Crecí en un contexto evangélico en el que dudar era un pecado gigantesco, el peor de
todos. De hecho, había una canción que reflejaba dicho carácter: “Esa duda que invade mi ser / quisiera arrancarla y llenarla de fe. / Si Cristo vive en mi vida / ¿cómo dudar?” (si la leíste cantando, puedes saber mucho de lo que hablo). Fue la lectura bíblica la que ayudó para quitar esa idea de mi cabeza y corazón. Porque la duda no es nuestro peor enemigo.
Quisiera recurrir a dos historias bíblicas que dan sustento a lo que estoy planteando.
En Éxodo capítulos 3 y 4 se nos muestra el llamado de Dios a Moisés, con la finalidad de
liderar la liberación de su pueblo esclavo en Egipto. Dios se manifestó gloriosa y poderosamente en una zarza que ardía pero que no se consumía. A pesar de todo ese poder visible, y del reconocimiento que Moisés hace de Dios, él tiene dudas. Él hace tres preguntas: 1) “¿Y quién soy yo para presentarme ante Faraón y sacar de Egipto a los israelitas?” (3:11); 2) “¿Qué les respondo si me preguntan: ‘¿Y cómo se llama [el Dios que te envió]?’” (3:13); 3) “¿Y qué hago si no me creen ni me hacen caso? ¿Qué hago si me dicen: El Señor no se te ha aparecido?” (4:1). Si siguen la lectura, verán que Dios respondió todas las dudas presentadas por Moisés. Y no sólo eso, le capacitó para llevar a cabo la misión encomendada. El problema de Moisés no era la duda, sino la cobardía. De hecho, luego de que sus dudas son respondidas, se excusa ante Dios porque no tenía facilidad de palabra (algunos deducen a partir de esto que era tartamudo) (4:10), llegando más lejos, cuando le dice a Dios: “te ruego que envíes a alguna otra persona” (4:13). Dios no modifica su plan por nuestro miedo, sino que fortalece al débil.
Saltemos en la historia y lleguemos al Nuevo Testamento. Uno de los mayores
predicadores de la historia, quien bautizaba en las aguas del Jordán a los pecadores arrepentidos, un valiente que no transaba su mensaje que era voz en el desierto, lo que le valió la cárcel, Juan el Bautista. Estando preso pidió a sus discípulos ir donde Jesús y preguntarle: “¿Eres tú el que ha de venir, o debemos esperar a otro?” (Mateo 11:3). Sí, estamos frente al mismo que dijo de Jesús “este es el cordero de Dios que quita los pecados del mundo” y que se veía a sí mismo como “el amigo del novio”. Pero en las mazmorras herodianas tiene dudas. Jesús responde a la duda de Juan: “Vayan y cuéntenle a Juan lo que están viendo y oyendo: Los ciegos ven, los cojos andan, los que tienen lepra son sanados, los sordos oyen, los muertos resucitan y a los pobres se les anuncian las buenas nuevas” (11:4,5).

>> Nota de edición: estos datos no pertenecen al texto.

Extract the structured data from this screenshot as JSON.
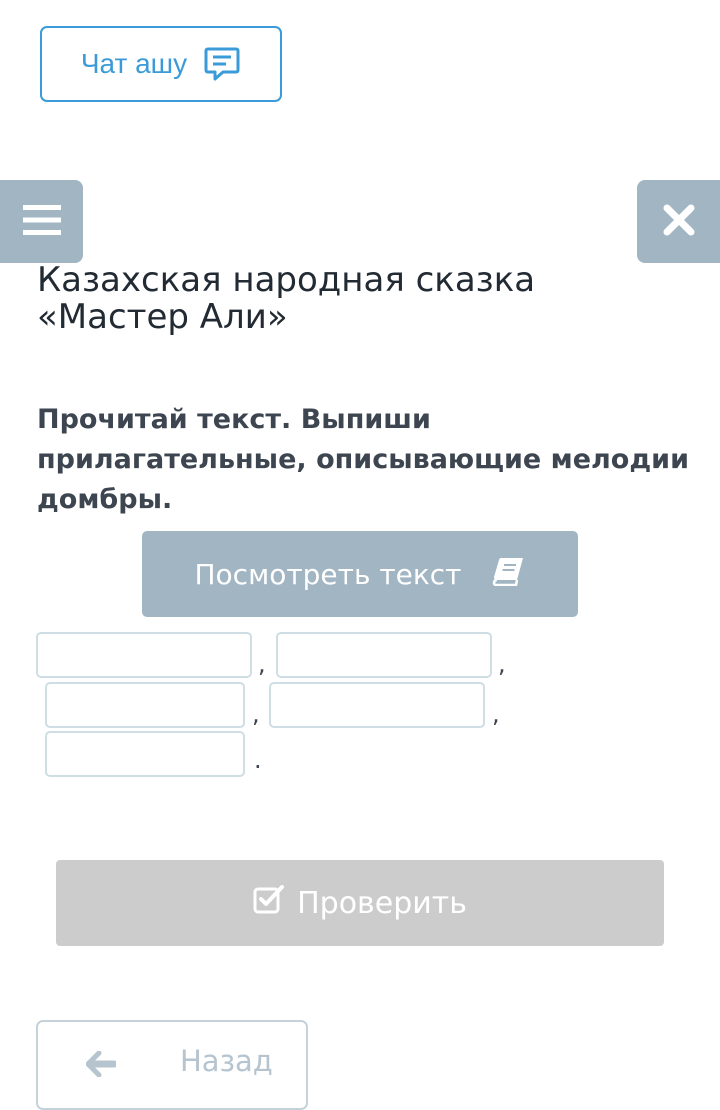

Y por si esto fuera poco, mientras los discípulos de Juan se iban, Jesús le dice a la multitud: “Les aseguro que entre los mortales no se ha levantado nadie más grande que Juan el Bautista” (11:11). No sólo respondió la duda, sino que no le recriminó. Por el contrario, le honró frente a quienes le habían conocido. Jesús nos muestra radicalmente que la duda cuando se canaliza correctamente, cuando se arroja delante de sus pies, procurando descanso en él no es enemiga. De hecho, hay otro paralelo en estas historias. Moisés se excusaba por cobardía. Juan estaba en la cárcel por lo contrario, por hablar sin temor, inclusive exhortando al principal romano en la zona por su adulterio. La duda no es nuestro peor enemigo… nuestro peor enemigo es la cobardía. ¿Cuál es la invitación? A que reconozcamos que no estamos exentos de la duda, que vivimos cotidianamente con ella, y que por lo mismo debemos procurar un acercamiento distinto. La duda siempre nos invita, ocupando una expresión de Spurgeon, a dar un “salto de fe” y a descansar en Cristo. No son nuestras respuestas ni fuerzas ni caminos los que nos producen descanso, porque la duda tampoco tiene el poder de alejarnos de Dios que vive más allá de nuestros dilemas mentales y emocionales. Descansemos en Cristo. Sólo Él es suficiente.